Die Bilder passen eigentlich so gar nicht zu dem, was gerade passiert ist an diesem wunderbaren Schweizer Skitag. Odermatt vor von Allmen, so lautet das Ergebnis nach der 95. Lauberhornabfahrt. Die beiden sind danach so gut gelaunt, dass sie miteinander herumblödeln für ein Bild, das die Medienverantwortliche von Swiss-Ski schiesst. Die Stimmung zwischen den beiden ist nicht angespannt, sie ist fantastisch.
Das Gepickle wiederum hat den Hintergrund, dass sie im Berner Oberland in diesem Jahr den schnellsten Athleten auch nach seiner Fahrt noch arbeiten lassen wollen. Die Siegestrophäe haben sie eingefroren, Odermatt muss sie erst aus der dicken Schicht befreien, ehe er sie in die Höhe stemmen kann. Dass er dabei ein paar Löcher in die Zinnkanne schlägt, die ihm dann am Abend bei der Siegerehrung überreicht wird, mag der Nidwaldner verschmerzen.

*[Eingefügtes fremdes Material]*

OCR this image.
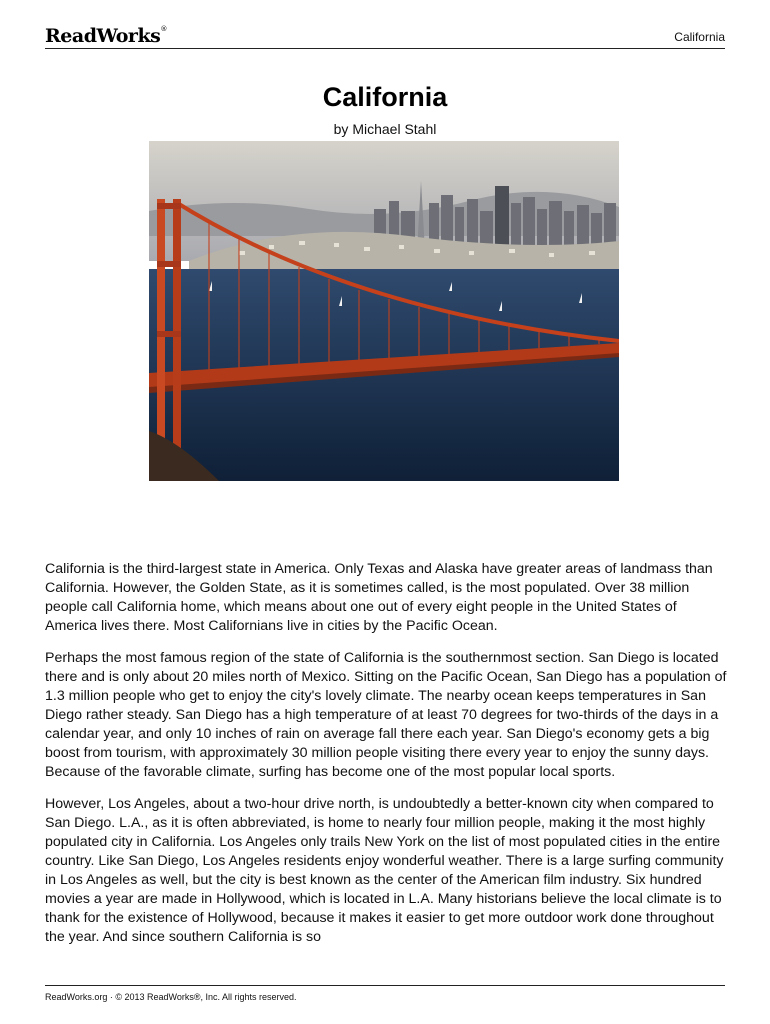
ReadWorks®
California
California
by Michael Stahl

California is the third-largest state in America. Only Texas and Alaska have greater areas of landmass than California. However, the Golden State, as it is sometimes called, is the most populated. Over 38 million people call California home, which means about one out of every eight people in the United States of America lives there. Most Californians live in cities by the Pacific Ocean.

Perhaps the most famous region of the state of California is the southernmost section. San Diego is located there and is only about 20 miles north of Mexico. Sitting on the Pacific Ocean, San Diego has a population of 1.3 million people who get to enjoy the city's lovely climate. The nearby ocean keeps temperatures in San Diego rather steady. San Diego has a high temperature of at least 70 degrees for two-thirds of the days in a calendar year, and only 10 inches of rain on average fall there each year. San Diego's economy gets a big boost from tourism, with approximately 30 million people visiting there every year to enjoy the sunny days. Because of the favorable climate, surfing has become one of the most popular local sports.

However, Los Angeles, about a two-hour drive north, is undoubtedly a better-known city when compared to San Diego. L.A., as it is often abbreviated, is home to nearly four million people, making it the most highly populated city in California. Los Angeles only trails New York on the list of most populated cities in the entire country. Like San Diego, Los Angeles residents enjoy wonderful weather. There is a large surfing community in Los Angeles as well, but the city is best known as the center of the American film industry. Six hundred movies a year are made in Hollywood, which is located in L.A. Many historians believe the local climate is to thank for the existence of Hollywood, because it makes it easier to get more outdoor work done throughout the year. And since southern California is so

ReadWorks.org · © 2013 ReadWorks®, Inc. All rights reserved.
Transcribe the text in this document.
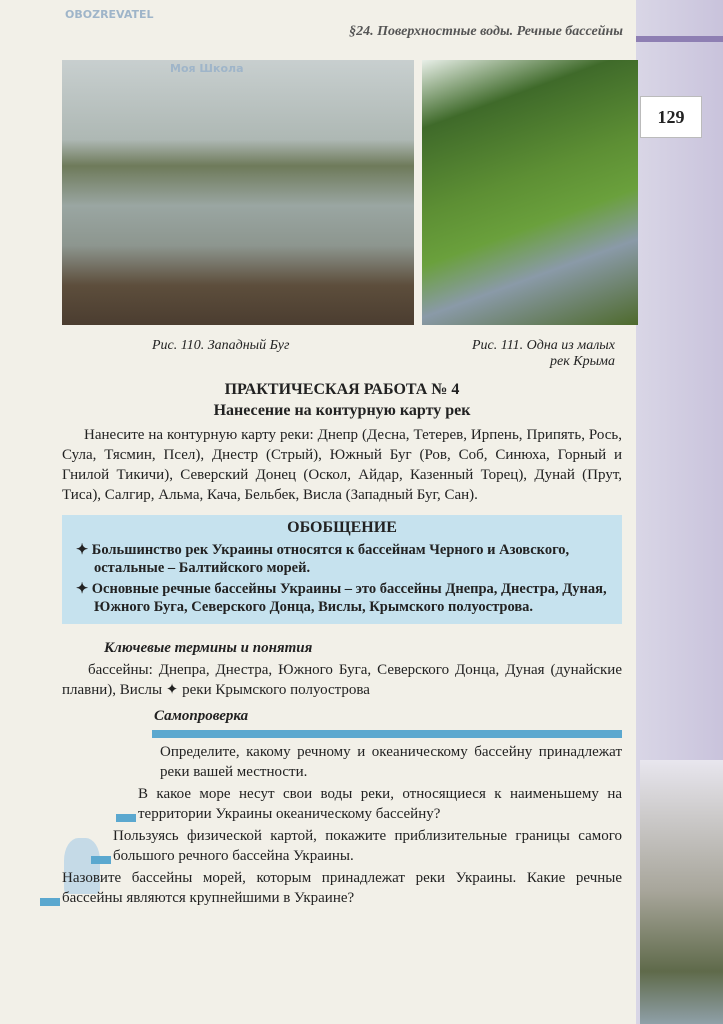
§24. Поверхностные воды. Речные бассейны
129
Рис. 110. Западный Буг	Рис. 111. Одна из малых
рек Крыма
ПРАКТИЧЕСКАЯ РАБОТА № 4
Нанесение на контурную карту рек

Нанесите на контурную карту реки: Днепр (Десна, Тетерев, Ирпень, Припять, Рось, Сула, Тясмин, Псел), Днестр (Стрый), Южный Буг (Ров, Соб, Синюха, Горный и Гнилой Тикичи), Северский Донец (Оскол, Айдар, Казенный Торец), Дунай (Прут, Тиса), Салгир, Альма, Кача, Бельбек, Висла (Западный Буг, Сан).

ОБОБЩЕНИЕ
✦ Большинство рек Украины относятся к бассейнам Черного и Азовского, остальные – Балтийского морей.
✦ Основные речные бассейны Украины – это бассейны Днепра, Днестра, Дуная, Южного Буга, Северского Донца, Вислы, Крымского полуострова.
Ключевые термины и понятия

бассейны: Днепра, Днестра, Южного Буга, Северского Донца, Дуная (дунайские плавни), Вислы ✦ реки Крымского полуострова

Самопроверка
Определите, какому речному и океаническому бассейну принадлежат реки вашей местности.
В какое море несут свои воды реки, относящиеся к наименьшему на территории Украины океаническому бассейну?
Пользуясь физической картой, покажите приблизительные границы самого большого речного бассейна Украины.
Назовите бассейны морей, которым принадлежат реки Украины. Какие речные бассейны являются крупнейшими в Украине?
Моя Школа
OBOZREVATEL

Nach seinen zwei Triumphen im Vorjahr gewinnt er das Heimrennen zum dritten Mal und schliesst mit seinen 27 Jahren bereits zu Franz Klammer und Beat Feuz auf, den Rekordsiegern in der Wengener Weltcupgeschichte. Ihm würden solche Bestwerte nicht allzu viel bedeuten, sagte Odermatt noch in dieser Woche, wichtiger wäre es ihm, erneut einen Punkterekord aufzustellen.
Im Zielraum von Wengen sagt er nun: «Dreimal gewonnen zu haben, ist sehr schön und speziell – das ist auch die Geschichte mit Beat. Ich habe so viel gelernt von ihm, er hat mir den Abfahrtssport gezeigt. Und nun bin bereits ich es, der sein Know-how an die Jungen weitergibt, das ist toll.» Es ist diese Haltung, die so viel sagt über dieses Schweizer Abfahrtsteam, das gerade von Erfolg zu Erfolg eilt, das gewinnt, was es zu gewinnen gibt.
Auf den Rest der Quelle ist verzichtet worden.